The dielectric strength of nanocomposites containing GNS is more due to the quasi dimensional structure of GNS and also the platelet structure.

Figure 13 shows that the CTI of nanocomposites increases with the addition of nanoparticles, up to a concentration of 0.05%, after which it is decreased. As observed from Fig. 13 nanocomposites based on GNS demonstrated a larger increase in the CTI as compared to the pristine UPR Matrix, whicht the UPR/GNSsites is also exhibiting very high resistance to the alkaline environment and can withstand high voltage arc generated during the presence of moisture in the substrate surface.

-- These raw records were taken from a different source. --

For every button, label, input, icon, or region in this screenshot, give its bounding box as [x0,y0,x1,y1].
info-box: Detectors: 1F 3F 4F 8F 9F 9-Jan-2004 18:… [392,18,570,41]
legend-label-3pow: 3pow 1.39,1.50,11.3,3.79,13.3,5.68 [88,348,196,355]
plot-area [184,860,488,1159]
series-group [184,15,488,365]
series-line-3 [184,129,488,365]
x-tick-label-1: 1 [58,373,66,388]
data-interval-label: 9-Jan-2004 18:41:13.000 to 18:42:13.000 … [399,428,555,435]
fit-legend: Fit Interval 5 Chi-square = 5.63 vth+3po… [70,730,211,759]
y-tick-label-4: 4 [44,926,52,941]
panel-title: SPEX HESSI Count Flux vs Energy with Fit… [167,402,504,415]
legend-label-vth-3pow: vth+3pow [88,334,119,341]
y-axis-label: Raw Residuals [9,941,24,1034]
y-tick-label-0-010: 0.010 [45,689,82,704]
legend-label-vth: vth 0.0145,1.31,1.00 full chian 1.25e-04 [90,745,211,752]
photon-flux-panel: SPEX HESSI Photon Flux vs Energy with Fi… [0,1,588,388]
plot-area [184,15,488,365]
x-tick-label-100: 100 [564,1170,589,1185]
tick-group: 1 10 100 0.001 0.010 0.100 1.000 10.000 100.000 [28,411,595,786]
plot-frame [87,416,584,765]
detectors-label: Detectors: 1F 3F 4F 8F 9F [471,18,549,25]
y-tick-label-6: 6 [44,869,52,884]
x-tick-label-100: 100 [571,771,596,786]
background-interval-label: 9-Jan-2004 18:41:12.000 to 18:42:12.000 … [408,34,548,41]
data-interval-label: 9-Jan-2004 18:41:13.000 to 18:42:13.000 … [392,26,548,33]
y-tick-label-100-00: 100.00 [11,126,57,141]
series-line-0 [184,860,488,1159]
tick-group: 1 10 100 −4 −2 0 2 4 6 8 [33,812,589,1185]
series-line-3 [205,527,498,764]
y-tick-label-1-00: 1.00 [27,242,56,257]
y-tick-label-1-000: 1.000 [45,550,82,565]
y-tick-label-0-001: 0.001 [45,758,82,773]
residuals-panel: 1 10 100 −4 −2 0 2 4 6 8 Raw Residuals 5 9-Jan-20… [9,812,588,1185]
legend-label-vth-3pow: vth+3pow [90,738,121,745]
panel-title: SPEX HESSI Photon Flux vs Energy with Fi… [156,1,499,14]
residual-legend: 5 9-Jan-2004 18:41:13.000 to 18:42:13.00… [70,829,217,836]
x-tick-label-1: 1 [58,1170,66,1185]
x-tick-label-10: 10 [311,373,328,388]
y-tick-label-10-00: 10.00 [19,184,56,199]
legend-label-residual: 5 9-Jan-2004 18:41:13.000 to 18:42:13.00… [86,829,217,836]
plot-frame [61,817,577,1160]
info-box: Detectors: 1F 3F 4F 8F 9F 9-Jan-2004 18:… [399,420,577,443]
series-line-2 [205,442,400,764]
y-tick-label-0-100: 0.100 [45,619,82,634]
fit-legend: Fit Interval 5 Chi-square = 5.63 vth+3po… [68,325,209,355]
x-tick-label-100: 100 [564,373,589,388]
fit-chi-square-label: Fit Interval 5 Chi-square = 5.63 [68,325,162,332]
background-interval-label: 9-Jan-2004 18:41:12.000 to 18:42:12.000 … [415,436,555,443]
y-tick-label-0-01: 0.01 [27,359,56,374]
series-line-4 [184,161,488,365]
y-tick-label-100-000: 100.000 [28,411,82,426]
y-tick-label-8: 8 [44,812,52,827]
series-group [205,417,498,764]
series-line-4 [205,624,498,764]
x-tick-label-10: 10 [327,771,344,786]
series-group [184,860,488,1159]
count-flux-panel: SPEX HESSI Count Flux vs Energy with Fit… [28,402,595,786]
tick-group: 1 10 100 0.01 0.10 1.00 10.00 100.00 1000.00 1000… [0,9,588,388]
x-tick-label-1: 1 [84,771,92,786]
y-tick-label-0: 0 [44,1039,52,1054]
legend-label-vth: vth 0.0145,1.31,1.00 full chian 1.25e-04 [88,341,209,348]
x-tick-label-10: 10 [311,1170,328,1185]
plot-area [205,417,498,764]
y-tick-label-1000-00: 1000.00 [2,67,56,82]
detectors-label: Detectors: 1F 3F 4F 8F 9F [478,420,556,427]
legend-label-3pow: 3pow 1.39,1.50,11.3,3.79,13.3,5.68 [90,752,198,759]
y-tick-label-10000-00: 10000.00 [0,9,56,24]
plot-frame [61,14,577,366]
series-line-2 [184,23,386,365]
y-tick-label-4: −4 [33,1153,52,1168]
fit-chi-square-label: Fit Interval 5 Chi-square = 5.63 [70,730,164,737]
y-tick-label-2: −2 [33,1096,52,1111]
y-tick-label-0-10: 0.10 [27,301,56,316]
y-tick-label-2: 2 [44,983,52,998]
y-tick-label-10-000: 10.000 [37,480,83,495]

The nanocomposites were prepared by ultrasonically dispersing GNS at different Wt% (0.01% to 0.1%) into the UPR matrix. The extent of dispersion was also observed by using the Scanning electron microscopy (SEM) technique. The mechanical properties like tensile, elongation, flexural and impact & thermal properties of the prepared nanocomposites were evaluated. Also, the electrical properties like surface resistivity, dry arc resistance, comparative tracking index, and dielectric strength were evaluated to observe the electrical behavior of the nanocomposites. The tensile strength of the nanocomposites improved with increase in the concentration of GNS. The highest tensile strength was observed at a concentration 0.05% where the increase in the tensile strength value is 52% in comparison to that of the pristine UPR. Again, the flexural strength also increased by approximately 92% at the concentration of 0.05% and the impact strength also increased around 91% at the same concentration. Similarly, the thermal properties for the nanocomposites were also improved. The nanocomposites based on GNS also demonstrated improvement in the electrical properties. The high voltage arc resistance properties also significantly improved by 20% at the concentration of 0.05% GNS. Furthermore, the dielectric strength also improved for the nanocomposites.